Labeled data scarcity simulation
We have conducted a second experiment where the number of labeled data is greatly reduced on PASTIS. As expected, with a decrease in the number of labeled data, the models’ performances drop. Nevertheless, the drop in performance is different for the pre-trained architecture U-BARNFT, and the two fully-supervised architectures U-BARNe2eand U-TAE. Indeed, we observe that when the number of labeled data is small, fine-tuning greatly improves the performance. This experiment highlights the benefit of self-supervised pre-training in configuration when labeled data is lacking.
Supplementary results
Investigation of the masking rate influence, training and inference time as well as detailed segmentation performances are available in the full paper.
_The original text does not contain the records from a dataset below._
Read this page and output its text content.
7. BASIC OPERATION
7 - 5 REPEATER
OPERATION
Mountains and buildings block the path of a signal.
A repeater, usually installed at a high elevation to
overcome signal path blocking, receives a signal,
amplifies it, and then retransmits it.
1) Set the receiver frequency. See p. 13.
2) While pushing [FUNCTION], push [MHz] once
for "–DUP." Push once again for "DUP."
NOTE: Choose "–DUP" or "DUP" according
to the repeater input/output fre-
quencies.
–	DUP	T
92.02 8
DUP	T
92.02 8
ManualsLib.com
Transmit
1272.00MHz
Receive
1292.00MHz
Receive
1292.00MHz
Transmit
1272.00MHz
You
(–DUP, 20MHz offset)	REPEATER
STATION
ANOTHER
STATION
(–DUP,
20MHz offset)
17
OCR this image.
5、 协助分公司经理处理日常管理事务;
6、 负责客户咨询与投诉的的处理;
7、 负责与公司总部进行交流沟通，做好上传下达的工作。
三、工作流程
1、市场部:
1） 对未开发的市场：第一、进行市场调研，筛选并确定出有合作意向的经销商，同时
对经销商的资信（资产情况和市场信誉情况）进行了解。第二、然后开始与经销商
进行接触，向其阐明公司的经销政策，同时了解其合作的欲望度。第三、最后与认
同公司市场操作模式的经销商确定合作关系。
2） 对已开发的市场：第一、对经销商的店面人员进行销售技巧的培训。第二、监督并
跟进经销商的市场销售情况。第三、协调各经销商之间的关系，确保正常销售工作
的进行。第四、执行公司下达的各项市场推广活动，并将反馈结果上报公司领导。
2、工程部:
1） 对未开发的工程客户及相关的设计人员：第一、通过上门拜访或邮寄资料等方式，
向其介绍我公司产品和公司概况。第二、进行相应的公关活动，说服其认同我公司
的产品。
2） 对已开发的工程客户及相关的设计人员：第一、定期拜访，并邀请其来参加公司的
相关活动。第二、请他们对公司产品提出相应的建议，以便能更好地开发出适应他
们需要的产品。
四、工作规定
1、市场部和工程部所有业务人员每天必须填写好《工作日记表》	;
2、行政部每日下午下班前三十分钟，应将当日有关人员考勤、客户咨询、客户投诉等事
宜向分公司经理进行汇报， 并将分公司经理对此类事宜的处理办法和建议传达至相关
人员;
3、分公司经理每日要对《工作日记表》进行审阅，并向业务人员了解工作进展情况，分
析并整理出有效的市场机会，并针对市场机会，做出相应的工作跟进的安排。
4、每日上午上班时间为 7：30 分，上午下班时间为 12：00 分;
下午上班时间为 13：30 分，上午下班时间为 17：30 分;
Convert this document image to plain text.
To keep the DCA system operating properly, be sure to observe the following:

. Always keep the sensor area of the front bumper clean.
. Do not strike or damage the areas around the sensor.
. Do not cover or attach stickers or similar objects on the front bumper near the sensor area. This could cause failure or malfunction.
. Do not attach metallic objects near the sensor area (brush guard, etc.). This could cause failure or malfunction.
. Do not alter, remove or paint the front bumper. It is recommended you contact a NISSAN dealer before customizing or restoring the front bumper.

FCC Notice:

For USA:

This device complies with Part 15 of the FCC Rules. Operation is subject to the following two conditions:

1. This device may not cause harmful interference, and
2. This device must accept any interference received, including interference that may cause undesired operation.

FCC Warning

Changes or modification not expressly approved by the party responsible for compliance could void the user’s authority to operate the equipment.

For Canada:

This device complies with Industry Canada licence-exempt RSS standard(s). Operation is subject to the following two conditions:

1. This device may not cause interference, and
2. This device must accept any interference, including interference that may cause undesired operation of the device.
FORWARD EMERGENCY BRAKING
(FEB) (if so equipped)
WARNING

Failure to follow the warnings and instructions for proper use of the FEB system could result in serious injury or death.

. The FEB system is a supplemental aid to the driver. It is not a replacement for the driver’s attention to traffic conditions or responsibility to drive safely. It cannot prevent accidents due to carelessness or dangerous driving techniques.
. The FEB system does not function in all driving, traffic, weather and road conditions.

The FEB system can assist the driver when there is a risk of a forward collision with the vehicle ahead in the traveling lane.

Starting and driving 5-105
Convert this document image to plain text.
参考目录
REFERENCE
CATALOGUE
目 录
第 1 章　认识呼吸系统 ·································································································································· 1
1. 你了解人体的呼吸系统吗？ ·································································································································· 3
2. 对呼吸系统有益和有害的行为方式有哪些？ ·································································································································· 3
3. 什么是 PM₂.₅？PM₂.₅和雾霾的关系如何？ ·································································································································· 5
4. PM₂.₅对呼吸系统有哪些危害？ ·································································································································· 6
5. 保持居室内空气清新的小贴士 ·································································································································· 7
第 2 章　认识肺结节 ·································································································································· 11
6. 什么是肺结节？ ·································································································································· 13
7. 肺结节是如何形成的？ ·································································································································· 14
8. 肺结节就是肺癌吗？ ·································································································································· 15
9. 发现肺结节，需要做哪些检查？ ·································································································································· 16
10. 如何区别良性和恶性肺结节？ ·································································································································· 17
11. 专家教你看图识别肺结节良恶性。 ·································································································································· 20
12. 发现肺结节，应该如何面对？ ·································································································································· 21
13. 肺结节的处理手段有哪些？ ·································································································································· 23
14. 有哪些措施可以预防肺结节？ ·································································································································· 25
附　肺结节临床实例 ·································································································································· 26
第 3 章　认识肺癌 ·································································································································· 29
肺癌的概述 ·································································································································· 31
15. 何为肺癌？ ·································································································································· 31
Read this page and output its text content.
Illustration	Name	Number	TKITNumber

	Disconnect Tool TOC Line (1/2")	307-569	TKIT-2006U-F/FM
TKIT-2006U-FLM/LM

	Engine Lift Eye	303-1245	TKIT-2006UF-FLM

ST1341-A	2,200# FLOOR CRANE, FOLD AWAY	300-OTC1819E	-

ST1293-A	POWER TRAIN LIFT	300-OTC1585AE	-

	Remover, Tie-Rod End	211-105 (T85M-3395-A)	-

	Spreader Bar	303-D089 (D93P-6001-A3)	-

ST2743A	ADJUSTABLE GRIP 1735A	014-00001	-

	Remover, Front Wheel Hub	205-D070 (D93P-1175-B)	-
Conclusion and perspectives
We have proposed a novel method for learning self-supervised representations of SITS. First, the proposed architecture’s performance is consistent with the U-TAE competitive architecture. Moreover, our results show that the pre-training strategy is efficient in extracting meaningful representations for crop as well as land cover segmentation tasks.
Nevertheless, the proposed method suffers from several limitations:
- The proposed architecture only processes annual SITS.
- The proposed architecture is less computationally efficient compared to the U-TAE, and further research should be done to reduce the number of operations in our architecture.
- The temporal dimension of the learned representation is the same as the input time series. In the case of irregularly sampled time series, the classifier in the downstream task must be able to handle this type of data.
Lastly, future work will focus on producing fixed-dimensional representations of irregular and unaligned SITS. Additionally, we intend to use other downstream tasks and integrate other modalities, such as Sentinel 1 SITS.
Acknowledgements
This work is supported by the DeepChange project under the grant agreement ANR-DeepChange CE23. We would like to thank CNES for the provision of its high performance computing (HPC) infrastructure to run the experiments presented in this paper and the associated help.